Nous rencontrons régulièrement des Aidants de proches qui nous disent qu’ils aimeraient :
– Une reconnaissance sociale. Une reconnaissance de tous les Aidants familiaux (Pas seulement ceux concernés par la maladie d’Alzheimer qui représentent seulement 10 à 15 % de l’ensemble des Aidants).Une reconnaissance de leurs compétences, de leur travail, de leur contribution à la société en permettant le maintien à domicile de leur proche, les Aidants représentent l’interface incontournable du maintien à domicile sans eux le choix politique qui consiste à maintenir le plus longtemps possible chez elle une personne en perte d’autonomie ne serait pas envisageable. Ils sont devenus la plus grande entreprise de santé de France ! Qu’on se le dise !

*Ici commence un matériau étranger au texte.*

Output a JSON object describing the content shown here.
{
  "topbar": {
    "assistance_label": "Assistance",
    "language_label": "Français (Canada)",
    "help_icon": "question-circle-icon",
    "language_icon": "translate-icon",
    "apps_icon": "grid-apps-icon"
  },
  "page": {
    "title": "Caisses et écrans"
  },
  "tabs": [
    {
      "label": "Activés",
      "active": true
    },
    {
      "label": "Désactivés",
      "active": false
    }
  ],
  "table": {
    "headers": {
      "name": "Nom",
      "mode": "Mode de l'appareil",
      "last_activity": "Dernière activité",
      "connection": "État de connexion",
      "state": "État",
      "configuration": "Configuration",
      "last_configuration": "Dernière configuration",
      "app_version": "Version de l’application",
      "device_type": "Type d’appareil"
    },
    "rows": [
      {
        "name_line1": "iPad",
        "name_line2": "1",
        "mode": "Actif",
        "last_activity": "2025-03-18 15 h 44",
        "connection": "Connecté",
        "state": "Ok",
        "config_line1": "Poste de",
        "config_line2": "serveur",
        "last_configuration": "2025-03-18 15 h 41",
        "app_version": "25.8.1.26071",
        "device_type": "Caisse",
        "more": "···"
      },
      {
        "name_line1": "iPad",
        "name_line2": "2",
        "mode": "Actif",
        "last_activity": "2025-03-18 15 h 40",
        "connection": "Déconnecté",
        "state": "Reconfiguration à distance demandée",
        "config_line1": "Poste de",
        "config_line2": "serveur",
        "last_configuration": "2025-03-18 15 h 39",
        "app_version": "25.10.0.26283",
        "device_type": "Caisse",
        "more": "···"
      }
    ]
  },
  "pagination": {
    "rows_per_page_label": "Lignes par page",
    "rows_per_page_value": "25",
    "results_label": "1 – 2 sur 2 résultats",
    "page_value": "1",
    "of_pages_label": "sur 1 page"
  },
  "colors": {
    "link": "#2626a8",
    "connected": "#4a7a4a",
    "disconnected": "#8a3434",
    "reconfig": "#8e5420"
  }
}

– Une reconnaissance par et dans la société
– Une reconnaissance par et dans l’entreprise
– Une reconnaissance qui leur donnerait des droits.
– Des droits à l’information formation.
– Des droits dans le monde du travail
– Des droits pour une meilleure santé
Et alors concernant La journée nationale des Aidants ?
En 2010 a été initié « la Journée Nationale des Aidants », La Maison des Aidants® a été sollicitée très tôt afin de travailler avec les partenaires sur les différentes tables rondes qui ont ponctué cette journée mémorable du 6 Octobre 2010 pas moins de quatre ministres étaient présents avec pour chacun un discours qui laissait supposer une pérennité très forte pour les années suivantes.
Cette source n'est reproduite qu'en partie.